Friskiness not in the Scope of Employment

December 16, 2010 ( - A public servant injured while she was having sex on a work trip can't get any workers' compensation.

The Australian Associated Press reports that the woman was told she should have let her employer know she planned to get frisky if she wanted to be able to claim worker’s compensation. The woman suffered a nose injury and damaged teeth when a glass light fitting came away from the wall as she was having sex with a man in a country town.  

Activities pursued in a hotel room “in the ordinary purview of human life” should be compensatable,” the women’s barrister, Leo Gray, told a hearing last month, according to the news report. “If it happens at the place the employer has encouraged you to be for the evening, and doesn’t involve gross misconduct or self-harm, why shouldn’t it be?”  

However, counsel for the work safety agency Comcare told the appeal hearing “a frolic of the applicant’s own” could only result in compensation in certain circumstances. “If it is a quintessentially private activity it is not fair that taxpayers pay for the consequences of that activity,” the attorney said.  

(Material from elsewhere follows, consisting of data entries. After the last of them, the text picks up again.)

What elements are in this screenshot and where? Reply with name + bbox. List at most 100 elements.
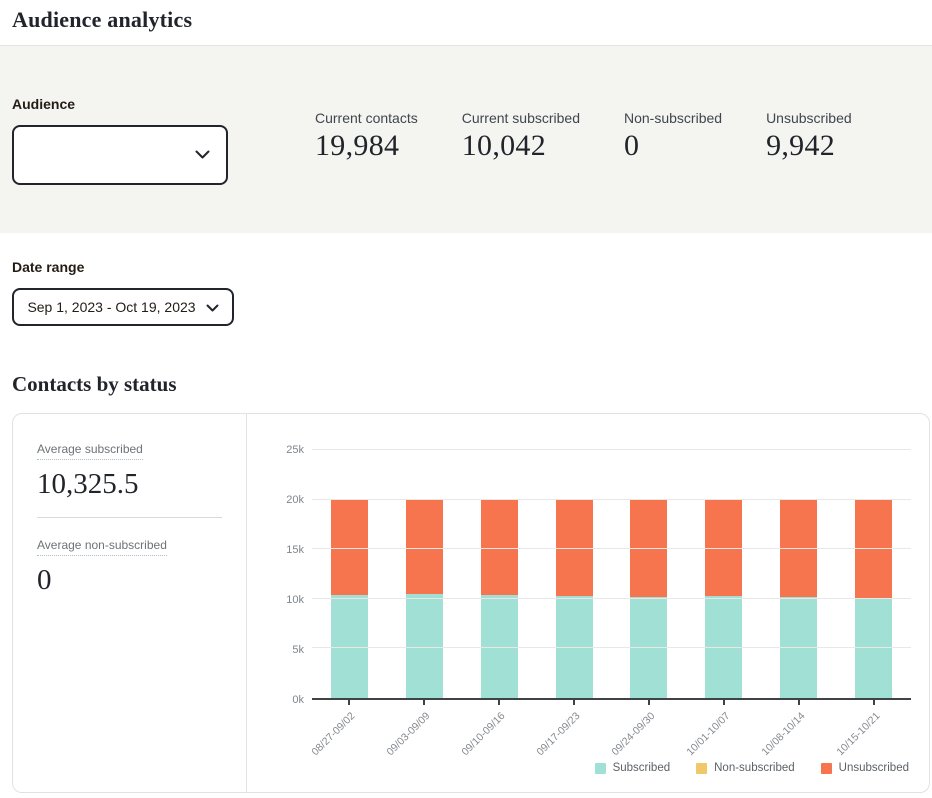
date-range-selector[interactable]: Sep 1, 2023 - Oct 19, 2023 — [12, 288, 234, 326]
bar-slot — [686, 450, 761, 698]
bar-stack-10/15-10/21 — [855, 450, 892, 698]
bar-slot — [312, 450, 387, 698]
stat-non-subscribed: Non-subscribed 0 — [624, 110, 722, 163]
x-axis-cell: 08/27-09/02 — [312, 700, 387, 764]
date-range-label: Date range — [12, 259, 920, 275]
x-axis-cell: 10/01-10/07 — [686, 700, 761, 764]
stats-row: Current contacts 19,984 Current subscrib… — [315, 96, 852, 163]
averages-panel: Average subscribed 10,325.5 Average non-… — [13, 414, 247, 792]
contacts-by-status-card: Average subscribed 10,325.5 Average non-… — [12, 413, 930, 793]
x-axis-cell: 09/17-09/23 — [537, 700, 612, 764]
bar-slot — [612, 450, 687, 698]
average-subscribed-block: Average subscribed 10,325.5 — [37, 440, 222, 501]
gridline — [312, 449, 911, 450]
audience-field-label: Audience — [12, 96, 228, 112]
bar-slot — [836, 450, 911, 698]
x-axis-label: 10/01-10/07 — [684, 710, 732, 758]
contacts-by-status-title: Contacts by status — [12, 372, 920, 397]
stat-value: 19,984 — [315, 129, 418, 163]
bar-segment-unsubscribed — [406, 499, 443, 594]
chart-plot — [312, 450, 911, 700]
x-axis-tick — [498, 700, 500, 705]
x-axis-tick — [423, 700, 425, 705]
y-tick-label: 5k — [259, 644, 304, 656]
date-range-value: Sep 1, 2023 - Oct 19, 2023 — [27, 299, 195, 315]
average-non-subscribed-value: 0 — [37, 564, 222, 597]
stat-unsubscribed: Unsubscribed 9,942 — [766, 110, 852, 163]
x-axis-label: 09/10-09/16 — [460, 710, 508, 758]
y-tick-label: 10k — [259, 594, 304, 606]
bar-stack-09/03-09/09 — [406, 450, 443, 698]
chevron-down-icon — [206, 299, 219, 315]
y-tick-label: 25k — [259, 444, 304, 456]
chart-panel: 0k5k10k15k20k25k 08/27-09/0209/03-09/090… — [247, 414, 929, 792]
bar-slot — [462, 450, 537, 698]
x-axis-tick — [573, 700, 575, 705]
stat-value: 9,942 — [766, 129, 852, 163]
x-axis-label: 10/15-10/21 — [834, 710, 882, 758]
bar-segment-unsubscribed — [481, 499, 518, 595]
x-axis-label: 09/17-09/23 — [534, 710, 582, 758]
stat-value: 0 — [624, 129, 722, 163]
x-axis-cell: 10/15-10/21 — [836, 700, 911, 764]
chart-y-axis: 0k5k10k15k20k25k — [259, 450, 304, 700]
gridline — [312, 598, 911, 599]
x-axis-label: 08/27-09/02 — [310, 710, 358, 758]
bar-stack-10/08-10/14 — [780, 450, 817, 698]
chart-bars — [312, 450, 911, 698]
x-axis-label: 09/24-09/30 — [609, 710, 657, 758]
average-subscribed-value: 10,325.5 — [37, 468, 222, 501]
x-axis-tick — [798, 700, 800, 705]
averages-divider — [37, 517, 222, 518]
stat-label: Unsubscribed — [766, 110, 852, 126]
legend-swatch-icon — [696, 763, 707, 774]
audience-panel: Audience Current contacts 19,984 Current… — [0, 46, 932, 233]
average-non-subscribed-label: Average non-subscribed — [37, 538, 167, 556]
date-range-section: Date range Sep 1, 2023 - Oct 19, 2023 — [0, 233, 932, 326]
bar-slot — [537, 450, 612, 698]
x-axis-cell: 09/10-09/16 — [462, 700, 537, 764]
x-axis-label: 09/03-09/09 — [385, 710, 433, 758]
x-axis-tick — [873, 700, 875, 705]
bar-slot — [387, 450, 462, 698]
legend-swatch-icon — [595, 763, 606, 774]
bar-segment-unsubscribed — [331, 499, 368, 595]
average-subscribed-label: Average subscribed — [37, 442, 143, 460]
bar-stack-08/27-09/02 — [331, 450, 368, 698]
x-axis-tick — [648, 700, 650, 705]
stat-label: Non-subscribed — [624, 110, 722, 126]
y-tick-label: 20k — [259, 494, 304, 506]
bar-stack-09/17-09/23 — [556, 450, 593, 698]
average-non-subscribed-block: Average non-subscribed 0 — [37, 536, 222, 597]
bar-segment-subscribed — [481, 595, 518, 698]
bar-stack-10/01-10/07 — [705, 450, 742, 698]
bar-segment-unsubscribed — [705, 499, 742, 596]
y-tick-label: 0k — [259, 694, 304, 706]
x-axis-label: 10/08-10/14 — [759, 710, 807, 758]
gridline — [312, 647, 911, 648]
bar-segment-subscribed — [406, 594, 443, 698]
stat-label: Current subscribed — [462, 110, 580, 126]
gridline — [312, 499, 911, 500]
legend-swatch-icon — [821, 763, 832, 774]
stat-value: 10,042 — [462, 129, 580, 163]
stat-current-subscribed: Current subscribed 10,042 — [462, 110, 580, 163]
bar-stack-09/10-09/16 — [481, 450, 518, 698]
x-axis-cell: 09/24-09/30 — [612, 700, 687, 764]
bar-stack-09/24-09/30 — [630, 450, 667, 698]
stat-label: Current contacts — [315, 110, 418, 126]
x-axis-cell: 10/08-10/14 — [761, 700, 836, 764]
gridline — [312, 548, 911, 549]
x-axis-tick — [723, 700, 725, 705]
chart-x-labels: 08/27-09/02 09/03-09/09 09/10-09/16 09/17-0… — [312, 700, 911, 764]
page-title: Audience analytics — [12, 7, 920, 33]
x-axis-tick — [348, 700, 350, 705]
audience-field-group: Audience — [12, 96, 228, 185]
audience-select[interactable] — [12, 125, 228, 185]
contacts-by-status-header: Contacts by status — [0, 326, 932, 397]
y-tick-label: 15k — [259, 544, 304, 556]
chart-wrap: 0k5k10k15k20k25k — [259, 450, 911, 700]
page-header: Audience analytics — [0, 0, 932, 46]
chevron-down-icon — [195, 146, 210, 164]
bar-slot — [761, 450, 836, 698]
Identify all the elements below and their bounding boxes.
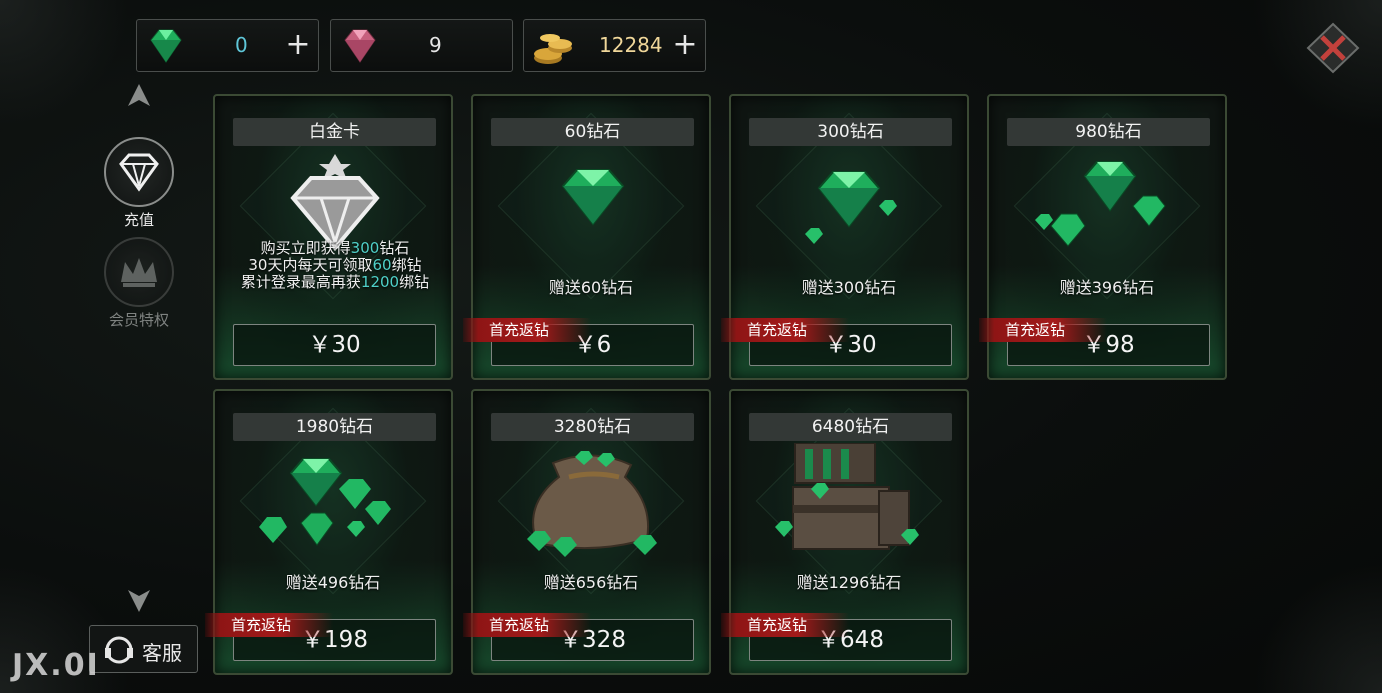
currency-pink-diamond: 9 (330, 19, 513, 72)
currency-green-diamond: 0 + (136, 19, 319, 72)
product-card-60[interactable]: 60钻石 赠送60钻石 首充返钻 ￥6 (463, 94, 711, 380)
scroll-down-arrow-icon[interactable] (124, 584, 154, 614)
product-title: 白金卡 (233, 118, 436, 146)
bonus-text: 赠送656钻石 (543, 573, 639, 592)
product-title: 3280钻石 (491, 413, 694, 441)
product-card-300[interactable]: 300钻石 赠送300钻石 首充返钻 ￥30 (721, 94, 969, 380)
gold-coin-count: 12284 (599, 33, 663, 57)
product-card-platinum[interactable]: 白金卡 购买立即获得300钻石 30天内每天可领取60绑钻 累计登录最高再获12… (213, 94, 453, 380)
platinum-card-description: 购买立即获得300钻石 30天内每天可领取60绑钻 累计登录最高再获1200绑钻 (229, 240, 441, 291)
treasure-chest-icon (775, 443, 919, 550)
add-green-diamond-button[interactable]: + (284, 30, 312, 60)
gold-coin-icon (534, 34, 572, 64)
first-recharge-ribbon: 首充返钻 (205, 613, 333, 637)
product-title: 980钻石 (1007, 118, 1210, 146)
watermark-logo: JX.0I (12, 648, 100, 683)
desc-line: 购买立即获得300钻石 (260, 239, 410, 257)
pink-diamond-count: 9 (429, 33, 442, 57)
pink-diamond-icon (344, 29, 376, 63)
first-recharge-ribbon: 首充返钻 (721, 318, 849, 342)
product-title: 300钻石 (749, 118, 952, 146)
bonus-text: 赠送396钻石 (1059, 278, 1155, 297)
scroll-up-arrow-icon[interactable] (124, 82, 154, 112)
emerald-gem-icon (561, 169, 625, 226)
crown-icon (121, 258, 157, 287)
customer-service-label: 客服 (142, 641, 182, 665)
currency-gold-coin: 12284 + (523, 19, 706, 72)
ornament-corner-bottom-right (1242, 553, 1382, 693)
nav-recharge-label: 充值 (123, 211, 154, 229)
first-recharge-ribbon: 首充返钻 (463, 318, 591, 342)
first-recharge-ribbon: 首充返钻 (979, 318, 1107, 342)
gem-sack-icon (527, 451, 657, 557)
product-card-3280[interactable]: 3280钻石 赠送656钻石 首充返钻 ￥328 (463, 389, 711, 675)
emerald-gems-small-pile-icon (805, 171, 897, 244)
customer-service-button[interactable]: 客服 (89, 625, 198, 673)
nav-vip-privilege-label: 会员特权 (108, 311, 169, 329)
product-title: 1980钻石 (233, 413, 436, 441)
product-title: 60钻石 (491, 118, 694, 146)
emerald-gems-pile-icon (1035, 161, 1166, 247)
desc-line: 累计登录最高再获1200绑钻 (240, 273, 430, 291)
bonus-text: 赠送496钻石 (285, 573, 381, 592)
desc-line: 30天内每天可领取60绑钻 (248, 256, 422, 274)
green-diamond-icon (150, 29, 182, 63)
nav-vip-privilege[interactable]: 会员特权 (101, 237, 177, 330)
price-button[interactable]: ￥30 (233, 324, 436, 366)
product-card-1980[interactable]: 1980钻石 赠送496钻石 首充返钻 ￥198 (205, 389, 453, 675)
headset-icon (105, 636, 133, 664)
bonus-text: 赠送300钻石 (801, 278, 897, 297)
nav-recharge[interactable]: 充值 (101, 137, 177, 230)
first-recharge-ribbon: 首充返钻 (721, 613, 849, 637)
diamond-icon (119, 153, 159, 192)
ornament-corner-top-left (0, 0, 140, 140)
first-recharge-ribbon: 首充返钻 (463, 613, 591, 637)
product-title: 6480钻石 (749, 413, 952, 441)
emerald-gems-heap-icon (259, 458, 391, 546)
product-card-6480[interactable]: 6480钻石 赠送1296钻石 首充返钻 ￥648 (721, 389, 969, 675)
green-diamond-count: 0 (235, 33, 248, 57)
product-card-980[interactable]: 980钻石 赠送396钻石 首充返钻 ￥98 (979, 94, 1227, 380)
add-gold-coin-button[interactable]: + (671, 30, 699, 60)
bonus-text: 赠送1296钻石 (796, 573, 902, 592)
bonus-text: 赠送60钻石 (548, 278, 634, 297)
close-icon[interactable] (1306, 22, 1360, 74)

While sleeping, showering and using the toilet are incidental to work “having sex is a different kettle of fish”, he added. “If they wanted to be protected by worker’s compensation they would need to let their employer know.” 

The Administrative Appeals Tribunal (AAT) upheld Comcare’s original decision not to award compensation, but refused to publish its reasons because it “received concrete evidence that the applicant may act on suicidal tendencies if the reasons were made public.”